There are several drawbacks to consider before embracing endoscopic surgery as the salvage procedure for complications secondary to instrumented spine surgeries. First, there is a learning curve to endoscopic spine surgery. Today, it is uncommon for spine surgeons to be trained in residency or fellowship in endoscopic spine surgery techniques. It is not suggested here that endoscopically exposing and drilling down a pedicle screw be considered by anyone other than a surgeon with significant endoscopic spine surgery experience. Second, the surgery performed here is done with one instrument at a time down the endoscope’s working channel. A retractor is not retracting the nerve while the drill is drilling the pedicle screw. This is a clear disadvantage of a “one instrument at a time” technique.

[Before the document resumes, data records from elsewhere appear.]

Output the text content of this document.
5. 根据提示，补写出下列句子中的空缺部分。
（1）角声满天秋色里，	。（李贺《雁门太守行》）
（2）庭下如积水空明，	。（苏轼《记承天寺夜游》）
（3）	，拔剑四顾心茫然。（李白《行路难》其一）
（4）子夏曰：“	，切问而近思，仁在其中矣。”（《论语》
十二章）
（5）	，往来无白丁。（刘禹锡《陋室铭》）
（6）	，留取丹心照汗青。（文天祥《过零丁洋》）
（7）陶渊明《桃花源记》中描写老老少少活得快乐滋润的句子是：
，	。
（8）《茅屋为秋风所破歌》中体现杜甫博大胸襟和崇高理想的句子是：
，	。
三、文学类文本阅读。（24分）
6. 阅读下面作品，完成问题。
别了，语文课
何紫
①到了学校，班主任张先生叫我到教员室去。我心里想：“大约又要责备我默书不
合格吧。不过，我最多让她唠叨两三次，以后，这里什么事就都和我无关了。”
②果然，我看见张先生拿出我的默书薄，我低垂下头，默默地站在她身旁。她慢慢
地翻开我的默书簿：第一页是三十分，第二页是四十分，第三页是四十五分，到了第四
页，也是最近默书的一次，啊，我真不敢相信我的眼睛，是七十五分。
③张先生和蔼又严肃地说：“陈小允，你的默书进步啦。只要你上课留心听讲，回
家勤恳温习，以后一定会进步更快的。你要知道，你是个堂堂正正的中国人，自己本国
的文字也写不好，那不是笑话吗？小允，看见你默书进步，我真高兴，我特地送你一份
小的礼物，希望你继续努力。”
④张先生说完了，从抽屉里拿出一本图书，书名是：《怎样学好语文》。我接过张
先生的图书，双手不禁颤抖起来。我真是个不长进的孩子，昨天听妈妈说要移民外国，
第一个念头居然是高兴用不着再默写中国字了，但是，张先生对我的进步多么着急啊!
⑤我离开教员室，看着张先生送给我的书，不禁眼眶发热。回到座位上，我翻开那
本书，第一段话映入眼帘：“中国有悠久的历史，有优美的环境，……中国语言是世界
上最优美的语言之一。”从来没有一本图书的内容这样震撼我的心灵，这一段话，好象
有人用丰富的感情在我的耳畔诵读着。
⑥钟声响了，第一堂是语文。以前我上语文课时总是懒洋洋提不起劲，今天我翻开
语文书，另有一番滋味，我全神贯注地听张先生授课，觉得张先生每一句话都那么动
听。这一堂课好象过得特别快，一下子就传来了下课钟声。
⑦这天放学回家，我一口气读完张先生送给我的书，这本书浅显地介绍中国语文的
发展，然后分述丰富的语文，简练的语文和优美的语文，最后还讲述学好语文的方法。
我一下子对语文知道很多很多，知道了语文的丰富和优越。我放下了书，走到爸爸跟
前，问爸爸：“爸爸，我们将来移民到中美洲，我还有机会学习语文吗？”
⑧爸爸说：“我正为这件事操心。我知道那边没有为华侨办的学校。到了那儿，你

This disadvantage was overcome here by the freedom of angling the endoscope to avoid the nerve and often the continuous irrigation which was used as a gentle dural retractor. If the surgery were performed with a smaller endoscope and beveled tubular retractor, the beveled edge of the tubular retractor could have been used to retract the S1 nerve safely. The larger endoscope used here made it possible to use a larger drill and made drilling out the fusion bone more expeditious.
Conclusions
Minimally invasive endoscopic spine surgery offers many benefits that are attractive to patients: shorter recovery times, small incisions, and less pain. The authors present this technical note for others to consider as a possible minimally invasive solution for the treatment of a radiculopathy caused by a pedicle screw that breached the medial wall of the pedicle. The authors present this technique to make other surgeons aware of the possibility of an endoscopic surgical approach in the case of a hardware complication, but do not suggest this technique be attempted unless the surgeon has significant experience in endoscopic spine surgery.
Acknowledgements
None.
Footnote
Conflicts of Interest: The authors have no conflicts of interest to declare.
Informed Consent: Written informed consent was obtained from the patient for publication of this manuscript and any accompanying images.